隣を見ると攻略対象たちの顔もぽかんとしてる。
先に我を取り戻したのは私だ。
「あ、あの誰でしょうか...?」
「あらぁ!なんかお邪魔ムシがいるじゃないですかぁ?それにわたくしを存じ上げていないなんて馬鹿ですのぉ?

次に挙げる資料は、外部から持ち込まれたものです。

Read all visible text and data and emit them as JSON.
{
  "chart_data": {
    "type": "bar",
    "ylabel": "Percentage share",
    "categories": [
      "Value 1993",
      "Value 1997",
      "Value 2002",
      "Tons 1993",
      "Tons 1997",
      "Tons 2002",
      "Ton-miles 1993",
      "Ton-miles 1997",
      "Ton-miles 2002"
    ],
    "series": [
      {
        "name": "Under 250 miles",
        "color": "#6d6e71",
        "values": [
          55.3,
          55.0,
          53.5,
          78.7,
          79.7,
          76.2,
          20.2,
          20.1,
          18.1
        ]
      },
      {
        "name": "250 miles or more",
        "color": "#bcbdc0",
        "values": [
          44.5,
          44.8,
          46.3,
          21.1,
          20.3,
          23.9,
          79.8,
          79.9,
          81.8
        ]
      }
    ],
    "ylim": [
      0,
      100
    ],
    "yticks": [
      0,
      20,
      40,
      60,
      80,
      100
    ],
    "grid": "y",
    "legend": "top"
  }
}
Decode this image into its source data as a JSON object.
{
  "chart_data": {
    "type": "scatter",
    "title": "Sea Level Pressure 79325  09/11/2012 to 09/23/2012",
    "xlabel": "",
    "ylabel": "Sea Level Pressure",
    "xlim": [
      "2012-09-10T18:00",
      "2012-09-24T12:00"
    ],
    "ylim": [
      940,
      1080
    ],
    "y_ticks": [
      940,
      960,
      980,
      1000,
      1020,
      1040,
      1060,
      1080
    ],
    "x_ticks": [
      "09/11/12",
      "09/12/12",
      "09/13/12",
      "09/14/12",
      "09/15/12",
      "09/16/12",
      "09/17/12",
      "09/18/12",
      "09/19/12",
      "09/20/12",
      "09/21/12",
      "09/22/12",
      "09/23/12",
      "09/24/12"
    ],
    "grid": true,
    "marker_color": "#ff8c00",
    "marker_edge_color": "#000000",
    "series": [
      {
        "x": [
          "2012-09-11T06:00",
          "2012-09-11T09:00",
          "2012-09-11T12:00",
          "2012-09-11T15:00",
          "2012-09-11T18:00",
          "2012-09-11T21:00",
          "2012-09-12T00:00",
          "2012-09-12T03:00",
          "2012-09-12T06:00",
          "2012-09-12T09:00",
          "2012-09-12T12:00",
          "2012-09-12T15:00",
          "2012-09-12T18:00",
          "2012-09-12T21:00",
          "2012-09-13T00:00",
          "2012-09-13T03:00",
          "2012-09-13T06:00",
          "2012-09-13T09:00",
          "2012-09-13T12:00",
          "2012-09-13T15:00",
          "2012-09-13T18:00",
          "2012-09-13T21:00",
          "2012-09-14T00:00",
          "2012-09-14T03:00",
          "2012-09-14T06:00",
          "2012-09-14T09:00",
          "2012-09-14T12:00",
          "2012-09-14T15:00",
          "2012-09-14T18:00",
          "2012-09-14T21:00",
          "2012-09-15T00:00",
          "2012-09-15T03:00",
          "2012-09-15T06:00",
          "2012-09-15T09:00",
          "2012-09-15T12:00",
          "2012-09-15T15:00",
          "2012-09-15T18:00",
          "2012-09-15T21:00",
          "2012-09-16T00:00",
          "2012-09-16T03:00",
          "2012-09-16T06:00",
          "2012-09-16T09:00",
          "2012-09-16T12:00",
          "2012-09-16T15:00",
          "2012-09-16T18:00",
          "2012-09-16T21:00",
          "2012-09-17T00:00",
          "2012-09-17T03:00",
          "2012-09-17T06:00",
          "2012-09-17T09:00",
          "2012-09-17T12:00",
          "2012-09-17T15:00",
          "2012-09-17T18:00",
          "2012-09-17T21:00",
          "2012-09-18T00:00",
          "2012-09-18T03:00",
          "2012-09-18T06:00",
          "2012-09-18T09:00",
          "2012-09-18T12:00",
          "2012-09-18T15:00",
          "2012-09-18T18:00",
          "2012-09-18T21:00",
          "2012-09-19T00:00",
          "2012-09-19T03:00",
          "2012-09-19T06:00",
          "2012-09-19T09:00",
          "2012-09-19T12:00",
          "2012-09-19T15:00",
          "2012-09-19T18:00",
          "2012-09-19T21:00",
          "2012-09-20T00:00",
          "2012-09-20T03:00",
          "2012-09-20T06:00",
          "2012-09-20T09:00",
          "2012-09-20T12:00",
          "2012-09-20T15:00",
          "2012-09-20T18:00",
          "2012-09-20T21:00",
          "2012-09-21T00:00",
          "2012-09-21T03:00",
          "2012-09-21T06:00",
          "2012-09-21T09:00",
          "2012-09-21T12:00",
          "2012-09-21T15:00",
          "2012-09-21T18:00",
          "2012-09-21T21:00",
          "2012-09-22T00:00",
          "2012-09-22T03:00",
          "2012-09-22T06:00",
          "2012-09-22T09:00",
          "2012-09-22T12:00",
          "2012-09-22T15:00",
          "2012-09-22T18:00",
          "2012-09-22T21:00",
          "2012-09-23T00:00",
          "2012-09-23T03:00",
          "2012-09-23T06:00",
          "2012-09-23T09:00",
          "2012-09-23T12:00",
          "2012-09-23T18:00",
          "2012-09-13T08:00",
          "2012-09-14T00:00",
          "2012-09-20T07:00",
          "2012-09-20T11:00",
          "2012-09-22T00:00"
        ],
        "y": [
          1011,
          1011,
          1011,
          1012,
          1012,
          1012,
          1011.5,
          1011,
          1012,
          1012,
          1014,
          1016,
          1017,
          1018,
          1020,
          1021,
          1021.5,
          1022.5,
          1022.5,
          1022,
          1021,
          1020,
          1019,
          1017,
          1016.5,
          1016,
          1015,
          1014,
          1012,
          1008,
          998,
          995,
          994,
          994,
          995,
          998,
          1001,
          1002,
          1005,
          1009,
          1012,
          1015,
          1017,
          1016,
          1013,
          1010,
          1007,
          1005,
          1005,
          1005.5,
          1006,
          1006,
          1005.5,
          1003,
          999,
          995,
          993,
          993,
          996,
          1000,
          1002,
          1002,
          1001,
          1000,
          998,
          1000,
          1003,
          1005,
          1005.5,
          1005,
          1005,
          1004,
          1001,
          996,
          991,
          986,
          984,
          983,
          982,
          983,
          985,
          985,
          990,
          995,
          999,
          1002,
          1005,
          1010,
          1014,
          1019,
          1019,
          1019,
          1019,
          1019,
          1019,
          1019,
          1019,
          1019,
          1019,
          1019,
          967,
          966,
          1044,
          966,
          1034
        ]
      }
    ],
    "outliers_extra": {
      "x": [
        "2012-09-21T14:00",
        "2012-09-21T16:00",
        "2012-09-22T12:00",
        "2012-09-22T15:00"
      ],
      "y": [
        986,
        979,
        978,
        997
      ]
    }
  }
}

わたくしこそ誇り高きカタージュ侯爵家の娘 リリスア・カタージュですわぁ!」
あ~。
ゲームの中では犯罪犯して平民落ちしたとこか。
「それにしてもぉ!殿方たちの周りにいていいのはわたくしだけですのよぉ?
貴方たちどうせ男爵・子爵程度の爵位でしょうぉ?」
んんんんん?
この子痛い子じゃん。
私の実家、国の最高峰の公爵家だし。
お母様も隣国の侯爵家の娘だし。
南の大国国王の右腕の宰相職に代々ついてる家系だし。
大丈夫かぁ?この子...
素直に心配なんだけど。
そんなことお気にせず「それにしてもぉ、服は上等なのですねぇ。」
と、私のドレスを指さしてくる。
あぁ。
お母様とお父様が作ってくれたドレス。
ワンピースに近いんだけど、銀の糸で刺繍してある襟が上品なんだよねぇ!
腰にはキレイな群青色のリボンが巻かれてる。
スカートのすそにはフリルと、青の糸で刺繍した薔薇があしらわれてる。
膝上はさすがにNGらしく膝下なのだけど。
でも、私に似合うように半袖にしてくれた。
腰まである金髪は飾らずおろしてある。
「ふふぅ!そのきれいな白色のドレスぅ。茶色になったらもっといいのですがねぇ?」
は?茶色?
次の瞬間、白のドレスが茶色に染まっていく。
一瞬のことだった。
彼女が、この子が。
私のスカートに紅茶をこぼしたんだ。
「さぁあ!どうですかぁ?可愛いでしょぉ?」
いや。
やめて。
お母様とお父様がせっかく作ってくれた服を汚さないで。
ザァァァァァァ
ぽつぽつと雨が降り始める。
私の水魔法。
「今何をしたんですか。」
「ちょ、あんた何したのよぉ!?わたくしのきれいな顔が雨でぬれるじゃなぁい!」
まだそんなこと言うの?
「まだそんなこと言うのね。じゃあ、あなたには魔力の差で分からせるしかないようね。」
私の瞳には光がなかったらしい。